Six Tokyo Olympic contenders post Doha
Who after Usain Bolt? We ask that question not just in its literal sense—as in, who’s going to win the men’s sprint events at the next Olympics—but also in a wider sense. Is there a single athlete right now who holds out the promise of setting the track and field events at Tokyo afire?
Based on the performances at the recently concluded athletics world championship, there is good reason to think so. Here’s our list of six athletes who can blaze through records at the 2020 Games—each of their winning marks in Doha is better than the mark that fetched gold at the Rio Olympics in 2016.
Noah Lyles (22), USA
World Championship gold-medal mark: 19.83 seconds
Personal best: 19.50 seconds
One of athletics’ up and coming stars, Lyles skipped the 100m at Doha to focus on the 200m event. His decision proved the right one as he won gold, but he has confirmed that he’ll try and emulate Usain Bolt by going for the 100m-200m double next year in Tokyo. His personal best is far better than Bolt’s Rio gold timing.

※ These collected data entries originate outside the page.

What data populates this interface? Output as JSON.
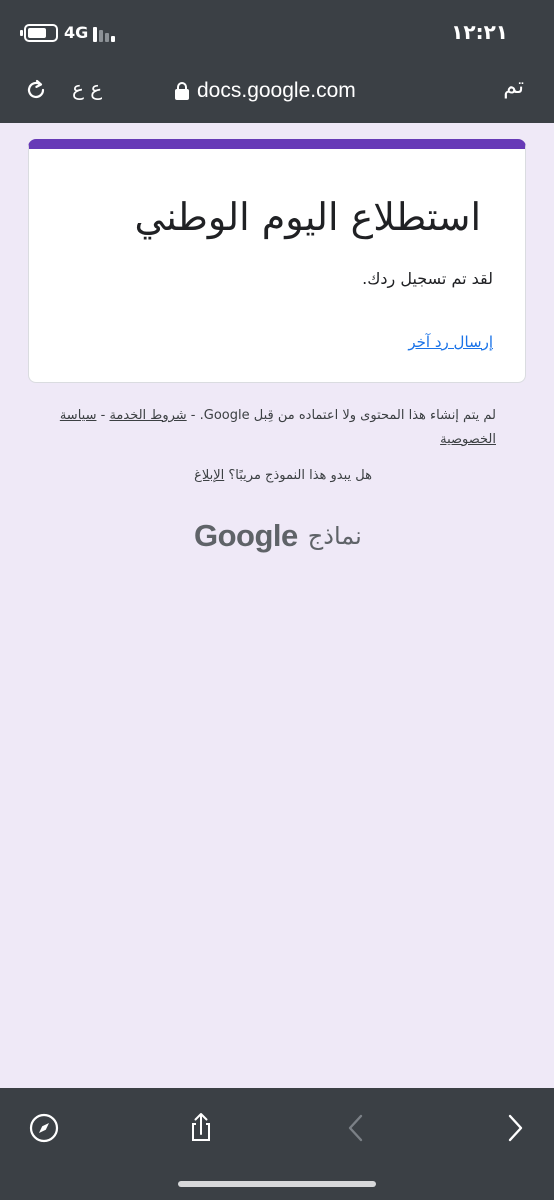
{
  "status_bar": {
    "time": "١٢:٢١",
    "network": "4G"
  },
  "browser": {
    "done_label": "تم",
    "url": "docs.google.com",
    "text_size_label": "ع ع"
  },
  "form": {
    "title": "استطلاع اليوم الوطني",
    "response_note": "لقد تم تسجيل ردك.",
    "another_response_link": "إرسال رد آخر"
  },
  "footer": {
    "disclaimer_text": "لم يتم إنشاء هذا المحتوى ولا اعتماده من قِبل Google. - ",
    "terms_link": "شروط الخدمة",
    "separator": " - ",
    "privacy_link": "سياسة الخصوصية",
    "report_question": "هل يبدو هذا النموذج مريبًا؟ ",
    "report_link": "الإبلاغ",
    "logo_google": "Google",
    "logo_forms": "نماذج"
  },
  "colors": {
    "chrome_bg": "#3b4045",
    "page_bg": "#efe9f7",
    "form_accent": "#673ab7",
    "link_blue": "#1a73e8"
  },
  "toolbar": {
    "icons": [
      "compass-icon",
      "share-icon",
      "back-arrow-icon",
      "forward-arrow-icon"
    ]
  }
}
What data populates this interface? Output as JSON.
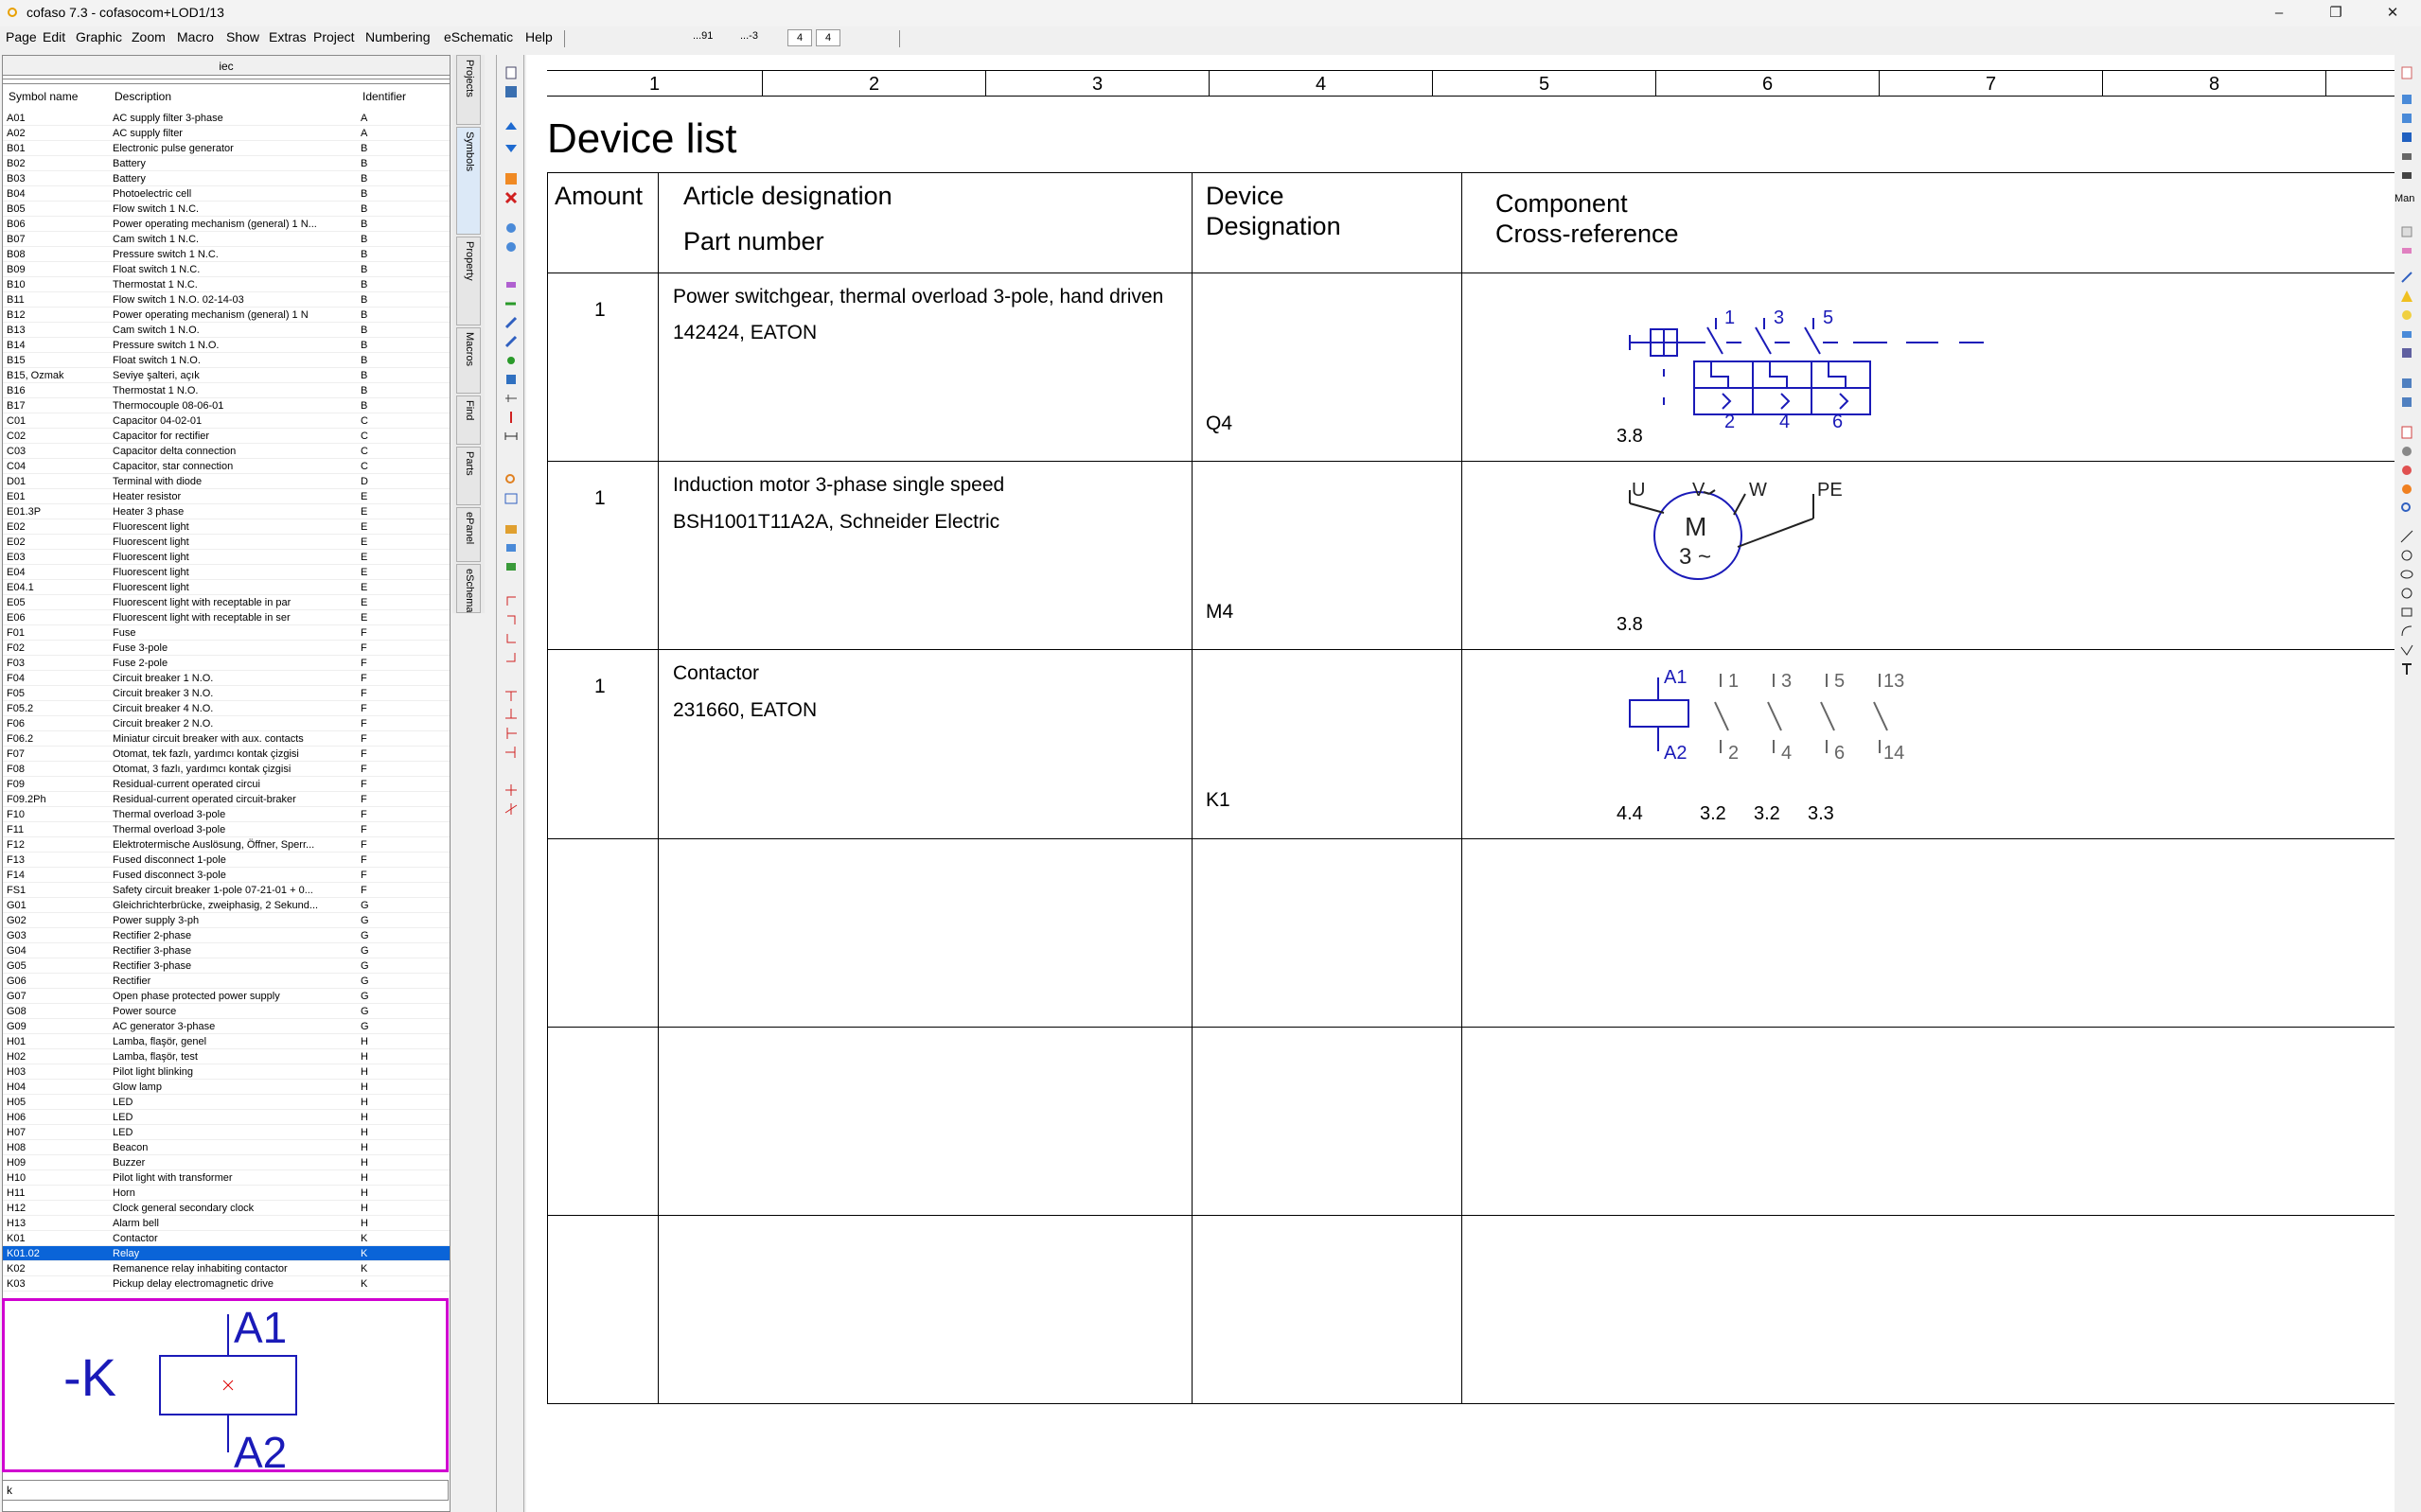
{
  "window": {
    "title": "cofaso 7.3 - cofasocom+LOD1/13",
    "minimize": "–",
    "maximize": "❐",
    "close": "✕"
  },
  "menu": [
    "Page",
    "Edit",
    "Graphic",
    "Zoom",
    "Macro",
    "Show",
    "Extras",
    "Project",
    "Numbering",
    "eSchematic",
    "Help"
  ],
  "menubar_fields": {
    "f1": "...91",
    "f2": "...-3",
    "f3": "4",
    "f4": "4"
  },
  "library": {
    "header": "iec",
    "columns": {
      "symbol": "Symbol name",
      "description": "Description",
      "identifier": "Identifier"
    },
    "rows": [
      [
        "A01",
        "AC supply filter 3-phase",
        "A"
      ],
      [
        "A02",
        "AC supply filter",
        "A"
      ],
      [
        "B01",
        "Electronic pulse generator",
        "B"
      ],
      [
        "B02",
        "Battery",
        "B"
      ],
      [
        "B03",
        "Battery",
        "B"
      ],
      [
        "B04",
        "Photoelectric cell",
        "B"
      ],
      [
        "B05",
        "Flow switch 1 N.C.",
        "B"
      ],
      [
        "B06",
        "Power operating mechanism (general) 1 N...",
        "B"
      ],
      [
        "B07",
        "Cam switch 1 N.C.",
        "B"
      ],
      [
        "B08",
        "Pressure switch 1 N.C.",
        "B"
      ],
      [
        "B09",
        "Float switch 1 N.C.",
        "B"
      ],
      [
        "B10",
        "Thermostat 1 N.C.",
        "B"
      ],
      [
        "B11",
        "Flow switch 1 N.O. 02-14-03",
        "B"
      ],
      [
        "B12",
        "Power operating mechanism (general) 1 N",
        "B"
      ],
      [
        "B13",
        "Cam switch 1 N.O.",
        "B"
      ],
      [
        "B14",
        "Pressure switch 1 N.O.",
        "B"
      ],
      [
        "B15",
        "Float switch 1 N.O.",
        "B"
      ],
      [
        "B15, Ozmak",
        "Seviye şalteri, açık",
        "B"
      ],
      [
        "B16",
        "Thermostat 1 N.O.",
        "B"
      ],
      [
        "B17",
        "Thermocouple 08-06-01",
        "B"
      ],
      [
        "C01",
        "Capacitor 04-02-01",
        "C"
      ],
      [
        "C02",
        "Capacitor for rectifier",
        "C"
      ],
      [
        "C03",
        "Capacitor delta connection",
        "C"
      ],
      [
        "C04",
        "Capacitor, star connection",
        "C"
      ],
      [
        "D01",
        "Terminal with diode",
        "D"
      ],
      [
        "E01",
        "Heater resistor",
        "E"
      ],
      [
        "E01.3P",
        "Heater 3 phase",
        "E"
      ],
      [
        "E02",
        "Fluorescent light",
        "E"
      ],
      [
        "E02",
        "Fluorescent light",
        "E"
      ],
      [
        "E03",
        "Fluorescent light",
        "E"
      ],
      [
        "E04",
        "Fluorescent light",
        "E"
      ],
      [
        "E04.1",
        "Fluorescent light",
        "E"
      ],
      [
        "E05",
        "Fluorescent light with receptable in par",
        "E"
      ],
      [
        "E06",
        "Fluorescent light with receptable in ser",
        "E"
      ],
      [
        "F01",
        "Fuse",
        "F"
      ],
      [
        "F02",
        "Fuse 3-pole",
        "F"
      ],
      [
        "F03",
        "Fuse 2-pole",
        "F"
      ],
      [
        "F04",
        "Circuit breaker 1 N.O.",
        "F"
      ],
      [
        "F05",
        "Circuit breaker 3 N.O.",
        "F"
      ],
      [
        "F05.2",
        "Circuit breaker 4 N.O.",
        "F"
      ],
      [
        "F06",
        "Circuit breaker 2 N.O.",
        "F"
      ],
      [
        "F06.2",
        "Miniatur circuit breaker with aux. contacts",
        "F"
      ],
      [
        "F07",
        "Otomat, tek fazlı, yardımcı kontak çizgisi",
        "F"
      ],
      [
        "F08",
        "Otomat, 3 fazlı, yardımcı kontak çizgisi",
        "F"
      ],
      [
        "F09",
        "Residual-current operated circui",
        "F"
      ],
      [
        "F09.2Ph",
        "Residual-current operated circuit-braker",
        "F"
      ],
      [
        "F10",
        "Thermal overload 3-pole",
        "F"
      ],
      [
        "F11",
        "Thermal overload 3-pole",
        "F"
      ],
      [
        "F12",
        "Elektrotermische Auslösung, Öffner, Sperr...",
        "F"
      ],
      [
        "F13",
        "Fused disconnect 1-pole",
        "F"
      ],
      [
        "F14",
        "Fused disconnect 3-pole",
        "F"
      ],
      [
        "FS1",
        "Safety circuit breaker 1-pole 07-21-01 + 0...",
        "F"
      ],
      [
        "G01",
        "Gleichrichterbrücke, zweiphasig, 2 Sekund...",
        "G"
      ],
      [
        "G02",
        "Power supply 3-ph",
        "G"
      ],
      [
        "G03",
        "Rectifier 2-phase",
        "G"
      ],
      [
        "G04",
        "Rectifier 3-phase",
        "G"
      ],
      [
        "G05",
        "Rectifier 3-phase",
        "G"
      ],
      [
        "G06",
        "Rectifier",
        "G"
      ],
      [
        "G07",
        "Open phase protected power supply",
        "G"
      ],
      [
        "G08",
        "Power source",
        "G"
      ],
      [
        "G09",
        "AC generator 3-phase",
        "G"
      ],
      [
        "H01",
        "Lamba, flaşör, genel",
        "H"
      ],
      [
        "H02",
        "Lamba, flaşör, test",
        "H"
      ],
      [
        "H03",
        "Pilot light blinking",
        "H"
      ],
      [
        "H04",
        "Glow lamp",
        "H"
      ],
      [
        "H05",
        "LED",
        "H"
      ],
      [
        "H06",
        "LED",
        "H"
      ],
      [
        "H07",
        "LED",
        "H"
      ],
      [
        "H08",
        "Beacon",
        "H"
      ],
      [
        "H09",
        "Buzzer",
        "H"
      ],
      [
        "H10",
        "Pilot light with transformer",
        "H"
      ],
      [
        "H11",
        "Horn",
        "H"
      ],
      [
        "H12",
        "Clock general secondary clock",
        "H"
      ],
      [
        "H13",
        "Alarm bell",
        "H"
      ],
      [
        "K01",
        "Contactor",
        "K"
      ],
      [
        "K01.02",
        "Relay",
        "K"
      ],
      [
        "K02",
        "Remanence relay inhabiting contactor",
        "K"
      ],
      [
        "K03",
        "Pickup delay electromagnetic drive",
        "K"
      ]
    ],
    "selected_index": 75,
    "preview": {
      "prefix": "-K",
      "top": "A1",
      "bottom": "A2"
    },
    "search_value": "k"
  },
  "side_tabs": [
    "Projects",
    "Symbols",
    "Property",
    "Macros",
    "Find",
    "Parts",
    "ePanel",
    "eSchematic"
  ],
  "ruler": [
    "1",
    "2",
    "3",
    "4",
    "5",
    "6",
    "7",
    "8"
  ],
  "document": {
    "title": "Device list",
    "headers": {
      "amount": "Amount",
      "article": "Article designation",
      "part": "Part number",
      "device1": "Device",
      "device2": "Designation",
      "component1": "Component",
      "component2": "Cross-reference"
    },
    "rows": [
      {
        "amount": "1",
        "article": "Power switchgear, thermal overload 3-pole, hand driven",
        "part": "142424, EATON",
        "designation": "Q4",
        "refs": [
          "3.8"
        ]
      },
      {
        "amount": "1",
        "article": "Induction motor 3-phase single speed",
        "part": "BSH1001T11A2A, Schneider Electric",
        "designation": "M4",
        "refs": [
          "3.8"
        ]
      },
      {
        "amount": "1",
        "article": "Contactor",
        "part": "231660, EATON",
        "designation": "K1",
        "refs": [
          "4.4",
          "3.2",
          "3.2",
          "3.3"
        ]
      }
    ],
    "symbols": {
      "q4_terms": [
        "1",
        "3",
        "5",
        "2",
        "4",
        "6"
      ],
      "m4_terms": [
        "U",
        "V",
        "W",
        "PE"
      ],
      "m4_label": "M",
      "m4_sub": "3 ~",
      "k1_coil": [
        "A1",
        "A2"
      ],
      "k1_contacts": [
        "1",
        "3",
        "5",
        "13",
        "2",
        "4",
        "6",
        "14"
      ]
    }
  },
  "right_strip_label": "Man"
}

Rio 2016 gold-medal mark: 19.78 seconds
Karsten Warholm (23), Norway
Men’s 400m Hurdles
World Championship gold-medal mark: 47.42 seconds
Personal best: 46.92 seconds
The Norwegian had shocked everyone two years ago when he won the 400m hurdles title at the 2017 World Championships at the age of 21. He’s just gotten better and better. He’s dominated the season with two of the three fastest times, and now holds the second fastest time ever for the event, just shy of the world record set way back in 1992.
Rio 2016 gold-medal mark: 47.73 seconds
Sam Kendricks (27), USA
Men’s Pole Vault
World Championship gold-medal mark: 5.97 metres
Personal best: 6.06 metres
Kendricks was one of only three people to clear six metres in the pole vault this season with a 6.06 set at the USA track and field outdoor championships in Iowa, USA. But he defeated a field containing the other two, Piotr Lisek (Poland) and Armand Duplantis (Sweden), to defend the title he won in London—his clearance at Doha is better than the Olympic record, which was set in Rio.
Rio 2016 gold-medal mark: 6.03 metres
Beatrice Chepkoech (28), Kenya
Women’s 3000m Steeplechase
Rio 2016 gold-medal mark: 8:57.84 minutes
Personal best: 8:44.32 minutes
The Kenyan narrowly missed the medals at both the 2016 Olympics and 2017 World Championships after finishing fourth, but made up for it by winning the title here with a championship record time of 8:57.84 seconds. She’s also the reigning world record holder with a 8:44.32 set in Monaco last year. If she’s fit she’ll canter her way to the Olympic record.
Rio 2016 gold-medal mark: 8:59.75 minutes
Dalilah Muhammad (29), USA
Women’s 400m Hurdles
World Championship gold-medal mark: 52.16 seconds
Personal best: 52.16 seconds
The reigning Olympic champion, Muhammad broke her own world record at the Championships with a time of 52.16 seconds. She had set the record in July when she surpassed Yuliya Pechonkina’s world record of 52.34 seconds that had stood for 16 years with a 52.20. Tokyo may see her break her own record yet again.
Rio 2016 gold-medal mark: 53.13 seconds
Mariya Lasitskene (26), Russia
Women’s High Jump
World Championship gold-medal mark: 2.04 metres
Personal best: 2.04 metres
Lasitskene won the title for the third championship in a row, setting a new personal best. Competing under a neutral flag at Doha, she was barred from competing in the 2016 Olympics in Rio because of the doping-related ban on Russian athletes, but will hope to make up for that hurt next year. Lasitskene is to the high jump what Yelena Isinbayeva was to pole vault.
Rio 2016 gold-medal mark: 1.97 metres
And the records that may never be broken…
There was just one world record set at the world athletics championships, and that was in the women’s 400m hurdles in which American Dalilah Muhammad broke her own record set earlier this year.
So how close did other athletes get to breaking records in their event?
According to scoring tables from the IAAF, the governing body for world athletics, only three other gold-medal winning marks were close to the World record, those in the women’s 1500m, the women’s triple jump and the men’s shot put.
American Joe Kovac’s 22.91 metre shot put throw was tantalizingly short of the world record (see chart); it was the third best throw of all time.
In the women’s triple jump, the winning leap of 15.37 by Venezuelan Yulimar Rojas came close to breaking a 24-year-old record.
There are other events such as the women’s long jump, women’s shot put and women’s 400m where the world records are more than 30 years old. The longevity of some these records have been a matter of heated debate.
Many of these world records were set in an era when doping was rampant and drug testing less than rigorous. There were even proposals a few years ago from European athletics bodies to establish a new set of world records and wipe out those set before 2005. 2005 was chosen because it was the year that the IAAF started storing urine and blood samples of athletes, allowing for future retesting if needed.